Leukemia is a cancer of the blood and bone marrow. It can be a daunting diagnosis to receive, especially if you don’t know much about it. Thankfully, modern medicine has prevailed and promising treatments and success rates continue to soar. 

In this guide, we’ll help you discover exactly what causes leukemia and give you some signs to look for in both children and adults. Remember — knowledge is power — and at ITC, we’re here to help.

An Overview of What Causes Leukemia

To understand what causes leukemia, it’s good to first familiarize yourself with our bodies’ blood cell types. The human body is composed of three types of cells: red blood cells that carry oxygen, white blood cells that fight against infection, and platelets that enable blood to clot. Your body is in a constant state of churning blood cells into your bone marrow — by the billions! Most of these cells are the red variety. With leukemia, your body thinks it needs more white blood cells than it actually does. Because of this, the majority of your body’s white blood cells become ineffective. In addition, your body stops producing red blood cells and platelets that are necessary for your survival.

Unfortunately, scientists today still don’t know what exactly causes the body to experience this surge in abnormal white blood cells. 

Before discussing the causes of leukemia, it’s important to cover the different types.

These are the four main types of leukemia:

  • Acute myeloid leukemia (AML)
  • Chronic myeloid leukemia (CML)
  • Acute lymphocytic leukemia (ALL)
  • Chronic lymphocytic leukemia (CLL)

What Causes Childhood Leukemia?

Scientists still do not know what causes leukemia in children, and most children with leukemia do not have any known risk factors. 

They do know, however, about changes in the DNA inside normal bone marrow cells. When this happens, the abnormal cells grow out of control and turn into leukemia cells.

Oncogenes help our normal blood cells grow, divide, and stay alive while tumor suppressor genes help keep cell division under control or cause cells to die at the correct time. In general, cancers can be caused by both DNA mutations that keep our oncogenes turned on or that turn off our tumor suppressor genes.
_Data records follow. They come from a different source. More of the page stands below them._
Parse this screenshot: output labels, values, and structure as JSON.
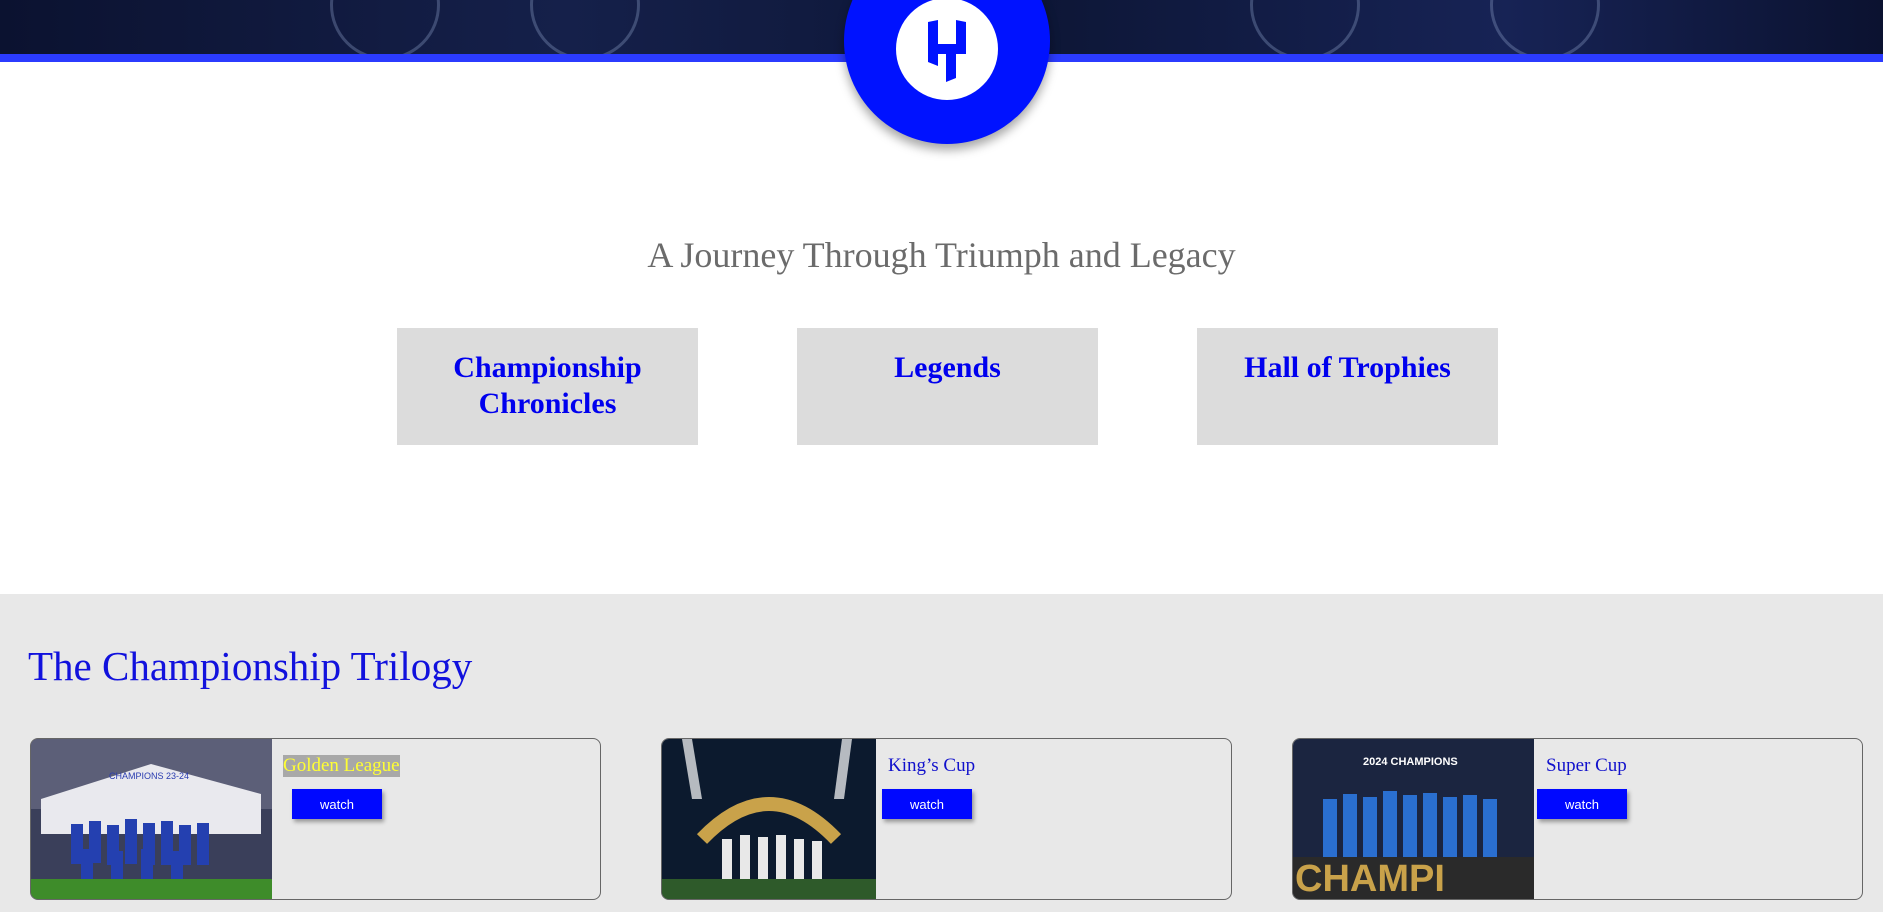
{
  "header": {
    "logo": "al-hilal-logo-icon",
    "tagline": "A Journey Through Triumph and Legacy"
  },
  "nav": {
    "cards": [
      {
        "label": "Championship Chronicles"
      },
      {
        "label": "Legends"
      },
      {
        "label": "Hall of Trophies"
      }
    ]
  },
  "trilogy": {
    "title": "The Championship Trilogy",
    "cards": [
      {
        "name": "Golden League",
        "button": "watch",
        "photo": "team-celebration-photo",
        "photo_text": "CHAMPIONS 23-24"
      },
      {
        "name": "King’s Cup",
        "button": "watch",
        "photo": "trophy-ceremony-photo"
      },
      {
        "name": "Super Cup",
        "button": "watch",
        "photo": "champions-podium-photo",
        "photo_text": "2024 CHAMPIONS",
        "photo_banner": "CHAMPI"
      }
    ]
  },
  "colors": {
    "brand_blue": "#0012ff",
    "link_blue": "#0000ee",
    "card_gray": "#dcdcdc",
    "section_gray": "#e8e8e8"
  }
}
These gene changes can happen randomly in a person’s lifetime or they can be inherited through a parent — sometimes, the ladder is the case for childhood leukemia.

Chromosome Translocation 

This is a common type of DNA change that leads to leukemia. In chromosome translocation, SNA breaks off from a chromosome and attaches itself to another chromosome. The place where the break-off occurs can affect our oncogenes or our tumor suppressor genes. Something that happens in most cases of childhood chronic myeloid leukemia (also known as CML) and in all cases of childhood acute lymphocytic leukemia (ALL) is a chromosome swap between chromosomes 9 and 22. This leads to something called the Philadelphia chromosome, which creates an oncogene that enables the leukemia cells to grow. 

Inherited Gene Mutations

In some cases, what causes childhood leukemia is an inherited gene mutation. In this instance, a child inherits a gene from a parent that increases the likelihood of leukemia. Most childhood leukemias are not developed in this way, and instead, come from an acquired mutation.

Acquired Gene Mutations

Typically, the DNA mutations that happen with leukemia development occur after conception (sometimes, before birth). In very rare cases, these acquired mutations can develop as a result of exposure to chemicals or cancer-causing radiation, but most of the time, they happen for no known reason. 1

What Causes Leukemia in Adults?

Due to the fact that leukemia is the most common childhood cancer among their age group, it’s often associated more with kids. Leukemia is actually diagnosed 10 times more frequently among adults and is more common among men than women; it’s also more common among Caucasians than other races. 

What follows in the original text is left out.